7) TTP: What types of assignments are you most attracted to?

My "assignments" are self-determined so far. I love the unknown and unexpected which travel presents in large doses. I am attracted to the unique, bizarre, mysterious and untouched. If I had my way, I would be given an assignment where I could visit a country and simple shoot it as I see it and have that work published as is!

8) TTP: How would you describe your photographic style?

For many years I only used a 50mm lens, a totally manual camera (Nikon FM2) and B&W film. I believed that helped me a great deal with full frame composition, lighting, and texture -- not relying on the seduction of color to carry me through. When I made the transition to color slide film, my B&W experience and techniques came into play automatically. I almost shoot color like I was shooting black and white film.

Some people have compared my work to Steve McCurry's! I aim for the perfect full frame composition and I do love vibrant colors. When shooting people I want to get close and personal with them and draw out the love, humor, and connectedness between us. That is what I enjoy most -- the connection with another person from a totally different country, background, race or religion. When I take that picture, I feel as though I am meeting them in a place where in that moment, disparity disappears, and is only recognized through the camera lens.

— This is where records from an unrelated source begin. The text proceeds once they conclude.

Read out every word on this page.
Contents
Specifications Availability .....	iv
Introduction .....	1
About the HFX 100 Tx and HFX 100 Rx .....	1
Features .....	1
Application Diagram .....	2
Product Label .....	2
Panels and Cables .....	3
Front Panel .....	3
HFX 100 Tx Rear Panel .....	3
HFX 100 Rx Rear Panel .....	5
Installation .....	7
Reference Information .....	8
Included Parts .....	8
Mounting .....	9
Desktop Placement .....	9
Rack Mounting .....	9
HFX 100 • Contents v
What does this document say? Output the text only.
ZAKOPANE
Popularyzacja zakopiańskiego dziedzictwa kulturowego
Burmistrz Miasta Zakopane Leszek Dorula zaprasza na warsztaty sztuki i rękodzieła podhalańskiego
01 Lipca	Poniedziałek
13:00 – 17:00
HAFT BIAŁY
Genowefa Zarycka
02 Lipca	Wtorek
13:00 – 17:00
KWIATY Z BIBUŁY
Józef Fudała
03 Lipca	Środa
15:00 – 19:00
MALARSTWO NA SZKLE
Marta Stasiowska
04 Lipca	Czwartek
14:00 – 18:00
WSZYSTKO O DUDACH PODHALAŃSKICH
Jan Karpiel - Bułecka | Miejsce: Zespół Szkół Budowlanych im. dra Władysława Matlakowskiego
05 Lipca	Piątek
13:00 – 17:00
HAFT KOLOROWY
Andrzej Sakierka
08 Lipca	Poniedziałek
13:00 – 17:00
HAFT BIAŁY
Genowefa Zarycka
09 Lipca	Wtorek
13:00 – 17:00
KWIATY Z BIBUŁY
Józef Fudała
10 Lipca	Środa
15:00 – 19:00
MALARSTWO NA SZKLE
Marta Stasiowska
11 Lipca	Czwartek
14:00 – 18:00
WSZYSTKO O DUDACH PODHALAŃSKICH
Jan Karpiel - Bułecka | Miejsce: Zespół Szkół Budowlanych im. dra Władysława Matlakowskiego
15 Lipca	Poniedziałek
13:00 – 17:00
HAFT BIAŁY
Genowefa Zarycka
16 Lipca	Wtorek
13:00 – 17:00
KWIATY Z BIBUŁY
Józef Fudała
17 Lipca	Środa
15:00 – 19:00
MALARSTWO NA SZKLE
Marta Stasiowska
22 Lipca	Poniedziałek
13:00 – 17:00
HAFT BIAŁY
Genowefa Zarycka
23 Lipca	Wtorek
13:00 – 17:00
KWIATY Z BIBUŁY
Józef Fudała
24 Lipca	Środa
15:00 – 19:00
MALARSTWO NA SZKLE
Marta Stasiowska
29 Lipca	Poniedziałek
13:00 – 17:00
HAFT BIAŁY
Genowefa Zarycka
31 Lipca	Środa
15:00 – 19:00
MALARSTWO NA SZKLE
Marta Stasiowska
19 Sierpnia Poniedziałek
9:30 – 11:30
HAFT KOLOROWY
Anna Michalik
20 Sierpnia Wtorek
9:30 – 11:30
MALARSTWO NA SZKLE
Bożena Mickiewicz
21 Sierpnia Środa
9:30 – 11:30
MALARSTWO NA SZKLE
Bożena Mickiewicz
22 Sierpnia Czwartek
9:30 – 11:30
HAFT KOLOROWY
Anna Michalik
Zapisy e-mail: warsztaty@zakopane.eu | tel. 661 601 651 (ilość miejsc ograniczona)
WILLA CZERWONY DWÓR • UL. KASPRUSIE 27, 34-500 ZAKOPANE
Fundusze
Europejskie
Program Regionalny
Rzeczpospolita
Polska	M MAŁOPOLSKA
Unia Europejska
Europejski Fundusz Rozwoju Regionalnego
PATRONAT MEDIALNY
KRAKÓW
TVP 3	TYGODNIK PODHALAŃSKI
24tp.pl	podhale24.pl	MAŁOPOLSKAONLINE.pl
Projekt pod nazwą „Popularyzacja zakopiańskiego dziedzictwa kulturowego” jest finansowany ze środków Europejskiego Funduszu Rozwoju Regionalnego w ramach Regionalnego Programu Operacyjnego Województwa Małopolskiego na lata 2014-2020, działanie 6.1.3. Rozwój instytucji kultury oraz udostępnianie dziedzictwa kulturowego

I must admit I held out as long as I could in buying the digital camera. It does have it's learning curve and advantages. I do love film and will continue to shoot with it for some situations such as double exposures.

9) TTP: Who or what would you love to shoot that you haven't already?

I would have to say I have not photographed the hardcore stuff yet -- war, famine, death. When I began photography, I had really wanted to be a war photographer, and bring to light the terrible things that occur in the world using my camera. But time passed and that did not happen. I deeply admire the work of James Nachtwey -- he is a hero of mine. But the way it worked out, I ended up shooting the opposite. There are so many places I have not yet been and I hope to travel to them all someday: Mongolia, China, Japan, South America. Another one of my dreams is to work with and photograph the great apes in Africa and Indonesia.

10) TTP: Describe the photo gear, as well as (if digital) your computer hardware and software you use.

My equipment is pretty basic. When I shoot film I use Fuji Velvia slide film 50 or 100 ASA, known to be saturated, and fine grained. I still have my 2 old Nikon FM2's cameras, and the lenses: 105, 28, 50 and 200. I also use Photoshop CS3 and the Nikon Coolscan 5 slide scanner. I just sold my Canon XTI Rebel which was an awesome camera and recently purchased a Nikon D80 with a 18mm - 135mm lens.